A due giorni dal nuovo vertice europeo sulla crisi delle migrazioni, il cancelliere austriaco Werner Faymann ha di nuovo ribadito, nel corso di un’intervista televisiva nella serata del 5 marzo, la necessità che la Germania lavori per fissare una quota annuale dei rifugiati, proprio per evitare di continuare attrarne centinaia di migliaia. Il cancelliere socialdemocratico ha provocatoriamente affermato: “la Germania deve dire le cose con chiarezza, altrimenti i rifugiati continueranno a prendere la strada per l’Europa”. Secondo Faymann, la quota tedesca potrebbe essere non superiore a “400.000 rifugiati all’anno”, e quella austriaca non dovrebbe oltrepassare i 37.500 richiedenti asilo su 8,5 milioni di abitanti. Il calcolo è banalmente aritmetico: si tratta del 4,5% dell’intera popolazione tedesca e austriaca. Ma se il calcolo dovesse adattarsi all’intera popolazione dei 28 paesi dell’Unione europea, allora occorrerebbe replicare al cancelliere austriaco che i rifugiati da accogliere sarebbero circa tre milioni l’anno, da “rilocalizzare” per ciascun paese. Invece, l’Europa stenta appena a sistemarne meno di centomila.

La Germania è la meta prioritaria per moltissimi migranti e rifugiati che fuggono dalle zone di conflitto del Medio Oriente per sistemarsi in Europa, attraverso la Turchia e la Grecia. Faymann ha insistito: “milioni di loro sono già pronti a venire”, e il sistema delle quote darebbe loro una base legale per dirottare il loro viaggio verso la Turchia, il Libano e la Giordania, invece che dirigersi l’Europa che ha “messo in piedi una politica di laissez-faire caotica e disordinata”.

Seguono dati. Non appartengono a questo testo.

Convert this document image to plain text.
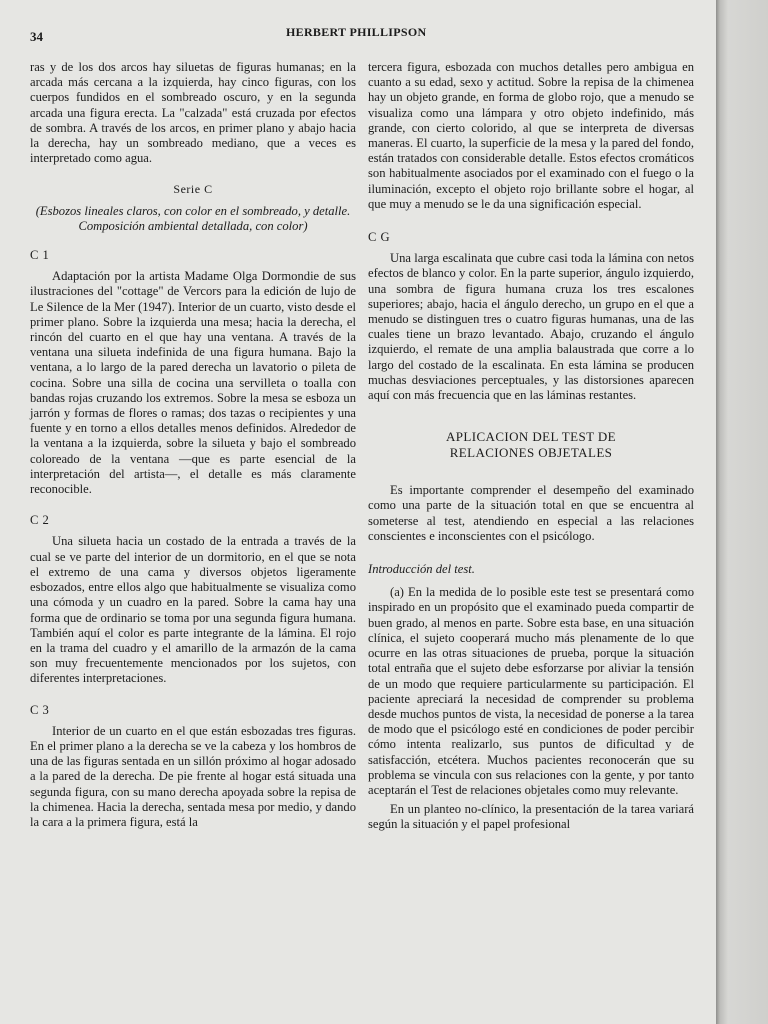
34	HERBERT PHILLIPSON

ras y de los dos arcos hay siluetas de figuras humanas; en la arcada más cercana a la izquierda, hay cinco figuras, con los cuerpos fundidos en el sombreado oscuro, y en la segunda arcada una figura erecta. La "calzada" está cruzada por efectos de sombra. A través de los arcos, en primer plano y abajo hacia la derecha, hay un sombreado mediano, que a veces es interpretado como agua.

Serie C
(Esbozos lineales claros, con color en el sombreado, y detalle. Composición ambiental detallada, con color)
C 1

Adaptación por la artista Madame Olga Dormondie de sus ilustraciones del "cottage" de Vercors para la edición de lujo de Le Silence de la Mer (1947). Interior de un cuarto, visto desde el primer plano. Sobre la izquierda una mesa; hacia la derecha, el rincón del cuarto en el que hay una ventana. A través de la ventana una silueta indefinida de una figura humana. Bajo la ventana, a lo largo de la pared derecha un lavatorio o pileta de cocina. Sobre una silla de cocina una servilleta o toalla con bandas rojas cruzando los extremos. Sobre la mesa se esboza un jarrón y formas de flores o ramas; dos tazas o recipientes y una fuente y en torno a ellos detalles menos definidos. Alrededor de la ventana a la izquierda, sobre la silueta y bajo el sombreado coloreado de la ventana —que es parte esencial de la interpretación del artista—, el detalle es más claramente reconocible.

C 2

Una silueta hacia un costado de la entrada a través de la cual se ve parte del interior de un dormitorio, en el que se nota el extremo de una cama y diversos objetos ligeramente esbozados, entre ellos algo que habitualmente se visualiza como una cómoda y un cuadro en la pared. Sobre la cama hay una forma que de ordinario se toma por una segunda figura humana. También aquí el color es parte integrante de la lámina. El rojo en la trama del cuadro y el amarillo de la armazón de la cama son muy frecuentemente mencionados por los sujetos, con diferentes interpretaciones.

C 3

Interior de un cuarto en el que están esbozadas tres figuras. En el primer plano a la derecha se ve la cabeza y los hombros de una de las figuras sentada en un sillón próximo al hogar adosado a la pared de la derecha. De pie frente al hogar está situada una segunda figura, con su mano derecha apoyada sobre la repisa de la chimenea. Hacia la derecha, sentada mesa por medio, y dando la cara a la primera figura, está la

tercera figura, esbozada con muchos detalles pero ambigua en cuanto a su edad, sexo y actitud. Sobre la repisa de la chimenea hay un objeto grande, en forma de globo rojo, que a menudo se visualiza como una lámpara y otro objeto indefinido, más grande, con cierto colorido, al que se interpreta de diversas maneras. El cuarto, la superficie de la mesa y la pared del fondo, están tratados con considerable detalle. Estos efectos cromáticos son habitualmente asociados por el examinado con el fuego o la iluminación, excepto el objeto rojo brillante sobre el hogar, al que muy a menudo se le da una significación especial.

C G

Una larga escalinata que cubre casi toda la lámina con netos efectos de blanco y color. En la parte superior, ángulo izquierdo, una sombra de figura humana cruza los tres escalones superiores; abajo, hacia el ángulo derecho, un grupo en el que a menudo se distinguen tres o cuatro figuras humanas, una de las cuales tiene un brazo levantado. Abajo, cruzando el ángulo izquierdo, el remate de una amplia balaustrada que corre a lo largo del costado de la escalinata. En esta lámina se producen muchas desviaciones perceptuales, y las distorsiones aparecen aquí con más frecuencia que en las láminas restantes.

APLICACION DEL TEST DE
RELACIONES OBJETALES

Es importante comprender el desempeño del examinado como una parte de la situación total en que se encuentra al someterse al test, atendiendo en especial a las relaciones conscientes e inconscientes con el psicólogo.

Introducción del test.

(a) En la medida de lo posible este test se presentará como inspirado en un propósito que el examinado pueda compartir de buen grado, al menos en parte. Sobre esta base, en una situación clínica, el sujeto cooperará mucho más plenamente de lo que ocurre en las otras situaciones de prueba, porque la situación total entraña que el sujeto debe esforzarse por aliviar la tensión de un modo que requiere particularmente su participación. El paciente apreciará la necesidad de comprender su problema desde muchos puntos de vista, la necesidad de ponerse a la tarea de modo que el psicólogo esté en condiciones de poder percibir cómo intenta realizarlo, sus puntos de dificultad y de satisfacción, etcétera. Muchos pacientes reconocerán que su problema se vincula con sus relaciones con la gente, y por tanto aceptarán el Test de relaciones objetales como muy relevante.

En un planteo no-clínico, la presentación de la tarea variará según la situación y el papel profesional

Già nello scorso gennaio, l’Austria aveva preso l’iniziativa di fissare quote di accoglienza per i rifugiati sul suo territorio e inoltre, in coordinamento con gli stati balcanici, aveva limitato l’ingresso alle frontiere. Nel corso delle ultime settimane, la Macedonia, porta d’ingresso verso la rotta balcanica, ha lasciato entrare appena 2000 rifugiati alla frontiera greca di Idomeni, dove risultano ancora ammassati in attesa dell’apertura della frontiera non meno di 13.000 rifugiati e migranti. Il cancelliere socialdemocratico austriaco, il cui paese ha accolto circa 90.000 migranti nel 2015, ha giustificato l’indurimento della sua posizione con l’assenza di solidarietà tra i paesi europei, “molti dei quali si sono adagiati sul fatto che Austria, Germania e Svezia hanno sostenuto il grosso dell’accoglienza dei rifugiati”. Il cancelliere non ha escluso “un contenzioso giuridico” con la Commissione europea che ha giudicato le quote austriache incompatibili col diritto europeo. Il cancelliere ha lanciato il sasso nell’acqua stagnante dell’Unione europea. Ora vedremo come i capi di stati e di governo, e i ministri degli Interni, dei 28 paesi della UE reagiranno nel corso del vertice decisivo di questa settimana, durante il quale dovrà anche essere risolta la vertenza turca.